In tandem with our social justice work we will describe the health and wellbeing of vulnerable groups in Wales in terms of relative difficulties compared to the general population, or groups of people at similar life stages. We will provide insights to illustrate vulnerabilities and needs of certain groups relative to the general population, highlighting and promoting the need for support from various agencies.
We will investigate the feasibility of building on existing learnings to create an individual well-being measure aiming to understand population level well-being in Wales using routinely collected data.
Projects
Workplace data linkage
This project aims to create a method to link an individual to their workplace as a pilot study to prove the concept of the method. The research team aim to include, for instance, individuals from the teachers workforce in Wales. Environmental data such as pollution levels at home and at work will be included, as well as the potential for active travel through commuting distances.
General health and wellbeing for groups across Wales
This project will investigate the health and wellbeing of groups to illustrate difficulties and raise awareness for certain groups.

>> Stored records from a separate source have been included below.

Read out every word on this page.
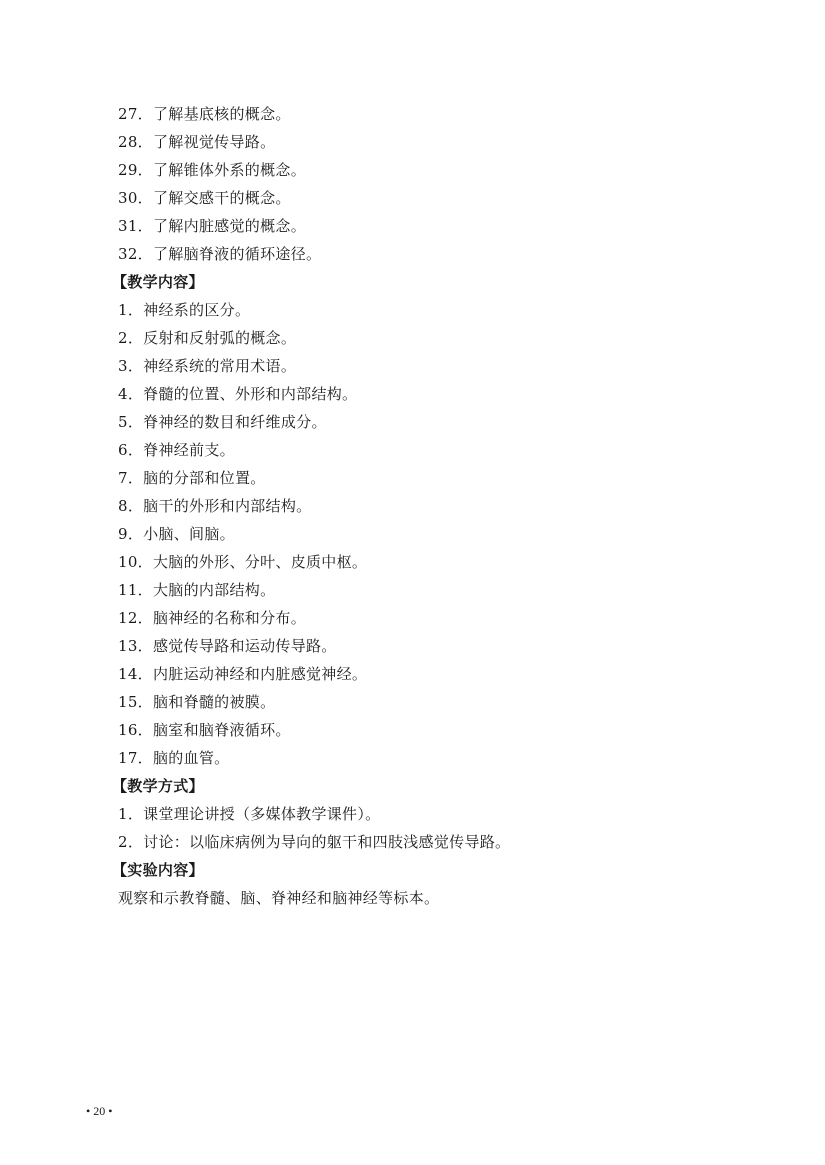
27．了解基底核的概念。
28．了解视觉传导路。
29．了解锥体外系的概念。
30．了解交感干的概念。
31．了解内脏感觉的概念。
32．了解脑脊液的循环途径。
【教学内容】
1．神经系的区分。
2．反射和反射弧的概念。
3．神经系统的常用术语。
4．脊髓的位置、外形和内部结构。
5．脊神经的数目和纤维成分。
6．脊神经前支。
7．脑的分部和位置。
8．脑干的外形和内部结构。
9．小脑、间脑。
10．大脑的外形、分叶、皮质中枢。
11．大脑的内部结构。
12．脑神经的名称和分布。
13．感觉传导路和运动传导路。
14．内脏运动神经和内脏感觉神经。
15．脑和脊髓的被膜。
16．脑室和脑脊液循环。
17．脑的血管。
【教学方式】
1．课堂理论讲授（多媒体教学课件）。
2．讨论：以临床病例为导向的躯干和四肢浅感觉传导路。
【实验内容】
观察和示教脊髓、脑、脊神经和脑神经等标本。
• 20 •
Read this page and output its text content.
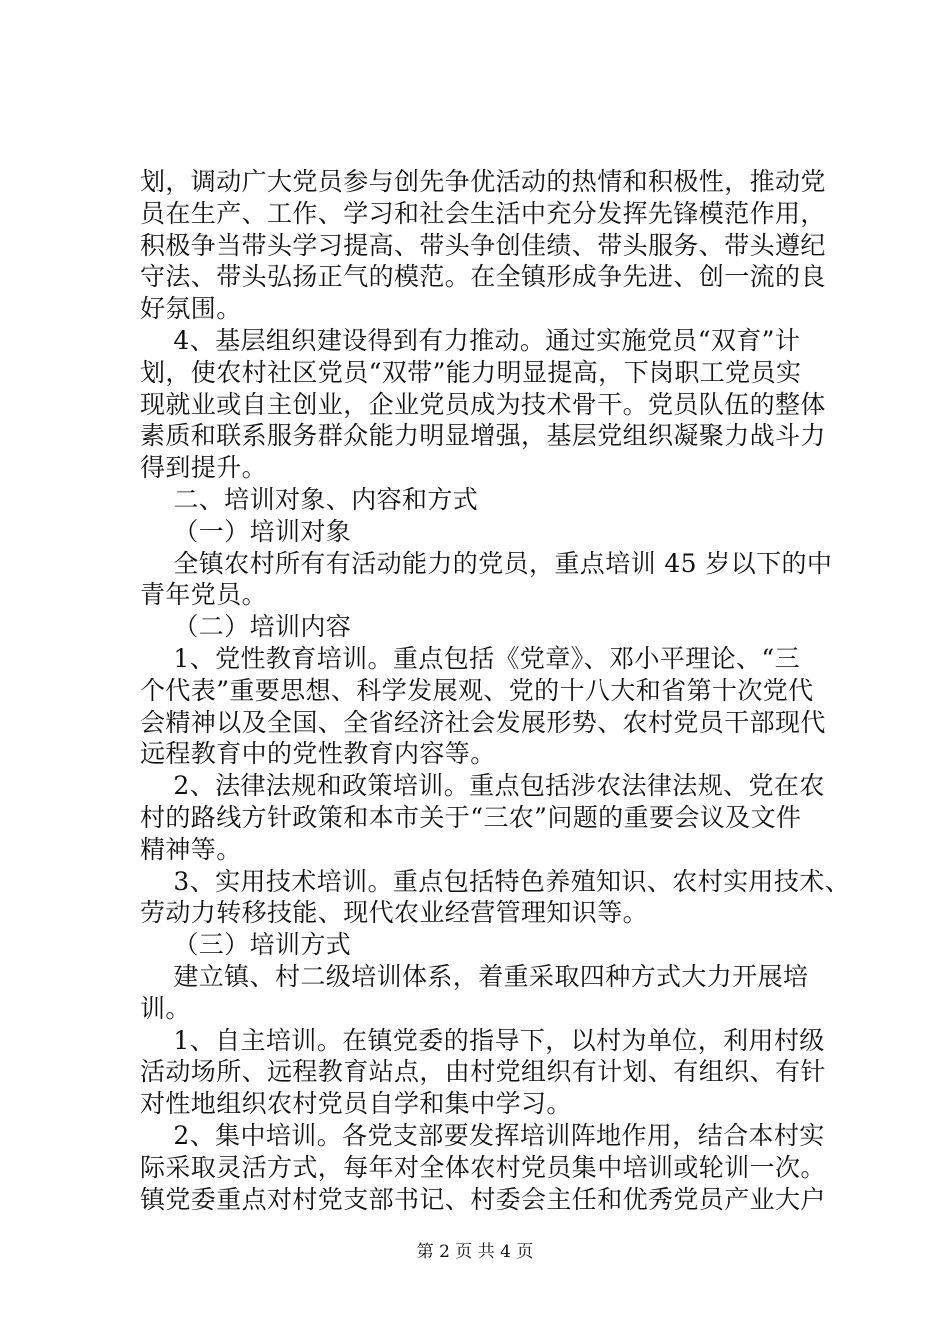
划，调动广大党员参与创先争优活动的热情和积极性，推动党
员在生产、工作、学习和社会生活中充分发挥先锋模范作用，
积极争当带头学习提高、带头争创佳绩、带头服务、带头遵纪
守法、带头弘扬正气的模范。在全镇形成争先进、创一流的良
好氛围。
4、基层组织建设得到有力推动。通过实施党员“双育”计
划，使农村社区党员“双带”能力明显提高，下岗职工党员实
现就业或自主创业，企业党员成为技术骨干。党员队伍的整体
素质和联系服务群众能力明显增强，基层党组织凝聚力战斗力
得到提升。
二、培训对象、内容和方式
（一）培训对象
全镇农村所有有活动能力的党员，重点培训 45 岁以下的中
青年党员。
（二）培训内容
1、党性教育培训。重点包括《党章》、邓小平理论、“三
个代表”重要思想、科学发展观、党的十八大和省第十次党代
会精神以及全国、全省经济社会发展形势、农村党员干部现代
远程教育中的党性教育内容等。
2、法律法规和政策培训。重点包括涉农法律法规、党在农
村的路线方针政策和本市关于“三农”问题的重要会议及文件
精神等。
3、实用技术培训。重点包括特色养殖知识、农村实用技术、
劳动力转移技能、现代农业经营管理知识等。
（三）培训方式
建立镇、村二级培训体系，着重采取四种方式大力开展培
训。
1、自主培训。在镇党委的指导下，以村为单位，利用村级
活动场所、远程教育站点，由村党组织有计划、有组织、有针
对性地组织农村党员自学和集中学习。
2、集中培训。各党支部要发挥培训阵地作用，结合本村实
际采取灵活方式，每年对全体农村党员集中培训或轮训一次。
镇党委重点对村党支部书记、村委会主任和优秀党员产业大户
第 2 页 共 4 页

Individual wellbeing measures using routine data
This project will look at how can we harness routinely collected data to measure individual wellbeing. The project will include data relating to the individual, the home environment and area to try to understand and measure wellbeing.
Home environment wellbeing
This project will look at how can we harness routinely collected data to understand the impact of the home environment on an individual’s health and wellbeing, and if this approach be used to improve wider population level research.
Publications
Data Insight: Clinical coding and capture of Long COVID: a cohort study in Wales using linked health and demographic data
This Data Insight investigates clinical coding of Long COVID recorded in primary and secondary care for the population of Wales. It provides insight into the quality of this clinical coding and how it is used differently across primary care software systems. It also explores the completeness and usability of linked health and demographic data. Furthermore, this study provides a comprehensive characterisation of patients clinically diagnosed with Long COVID, aiming to build a deeper understanding of this relatively new condition.
Report: Supporting People data linking project: update
This project follows on from, and is informed by, the Supporting People data linking feasibility study and Supporting People data linking emerging findings report, using legacy Supporting People data from five local authorities in Wales (from 2003 to 2020). The Supporting People programme was replaced by the Housing Support Grant in 2019.
This report analyses the demographics of Supporting People to understand who received support from the programme. In addition, it outlines findings from analysis that linked Supporting People data with healthcare data in the SAIL databank to understand the healthcare utilisation of Supporting People clients before and after they received support.
Data Insight: Exploring the complex relationship between legislation, policies and research: Built Environments And Child Health in WalEs and AuStralia (BEACHES)
This Data Insight focuses on the work being carried out by the Built Environments And Child Health in WalEs and AuStralia (BEACHES) team in Swansea University. BEACHES is a joint initiative between Swansea University, the Telethon Kids Institute, and the University of Western Australia, with collaborators from Curtin University, Monash University, Queensland University of Technology, and University of Southern Denmark. It provides a summary of key Welsh legislation and policy areas on the built environment and child health.